Indépendamment de l'euro, la constitution même du marché unique était potentiellement créatrice de déséquilibres, au détriment des économies périphériques. Un homme politique, aujourd'hui extrêmement décrié, l'avait bien vu, je veux parler de feu Andreas Papandreou – le père. Au moment où la Grèce a rejoint l'Union européenne, il avait écrit un réquisitoire brillant expliquant que son pays ne pourrait pas résister. C'est la raison pour laquelle je suis assez indulgent envers le dumping fiscal irlandais. L'existence de mécanismes de compensation est une question de survie pour les pays périphériques, à quelques exceptions près, car l'existence d'un vaste marché conduit à une concentration des moyens au coeur de la zone. Ces pays ont besoin de solidarité mais sous une forme qui reste à trouver car le quadruplement des fonds structurels, auquel je ne suis pas étranger, n'a pas marché. Il ne sert à rien de financer comme en Espagne, et même un peu partout, des routes désertes reliant des villes sans habitant à des aéroports fermés. L'effet levier qui était escompté n'a pas eu lieu.

Je conclurai sur une note moins pessimiste.
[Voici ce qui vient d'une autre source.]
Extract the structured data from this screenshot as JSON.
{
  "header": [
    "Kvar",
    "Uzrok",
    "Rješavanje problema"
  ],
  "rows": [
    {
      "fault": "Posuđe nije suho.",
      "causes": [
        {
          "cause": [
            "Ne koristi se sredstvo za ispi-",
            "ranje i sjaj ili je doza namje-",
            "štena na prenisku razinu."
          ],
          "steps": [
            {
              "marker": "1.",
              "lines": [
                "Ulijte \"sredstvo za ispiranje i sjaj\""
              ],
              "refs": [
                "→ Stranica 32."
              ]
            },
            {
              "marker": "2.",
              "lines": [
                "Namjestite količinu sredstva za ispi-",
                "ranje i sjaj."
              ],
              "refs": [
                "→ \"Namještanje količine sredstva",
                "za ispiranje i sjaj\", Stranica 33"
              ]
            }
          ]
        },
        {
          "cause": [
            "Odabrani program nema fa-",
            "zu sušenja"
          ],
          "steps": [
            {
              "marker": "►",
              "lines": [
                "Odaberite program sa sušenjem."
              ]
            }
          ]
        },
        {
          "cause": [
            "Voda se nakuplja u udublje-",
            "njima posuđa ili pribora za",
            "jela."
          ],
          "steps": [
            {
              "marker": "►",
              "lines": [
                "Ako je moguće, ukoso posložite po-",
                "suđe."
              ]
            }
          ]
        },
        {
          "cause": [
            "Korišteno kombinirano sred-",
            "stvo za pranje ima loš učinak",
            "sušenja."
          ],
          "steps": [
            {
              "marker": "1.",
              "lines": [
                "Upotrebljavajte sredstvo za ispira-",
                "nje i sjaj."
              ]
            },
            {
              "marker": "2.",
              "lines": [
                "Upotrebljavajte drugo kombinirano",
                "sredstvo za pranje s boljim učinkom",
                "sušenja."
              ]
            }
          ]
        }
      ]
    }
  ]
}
Pendant les années 1990, on a cru l'Europe inutile sous l'effet d'une triple illusion : l'hyperpuissance américaine qui rendait vaine toute politique européenne extérieure et de sécurité, la fin de l'Histoire avec l'avènement programmé de la démocratie, et la mondialisation heureuse. Gordon Brown est le seul à l'avoir dit, mais tous les autres l'ont pensé. Les années 2000 ont achevé de nous détromper. Dès lors, le besoin d'Europe renaît, parce que nous sommes les dépositaires de valeurs démocratiques et libérales, de laïcité, d'un modèle social qui se révèle précaire et que le bouclier américain ne nous préserve que très partiellement des menaces géopolitiques qui se précisent. À nouveau, le besoin d'Europe renaît. Je terminerai en citant le titre d'un ouvrage de Joseph Bialot, qui vient de disparaître : C'est en hiver que les jours rallongent.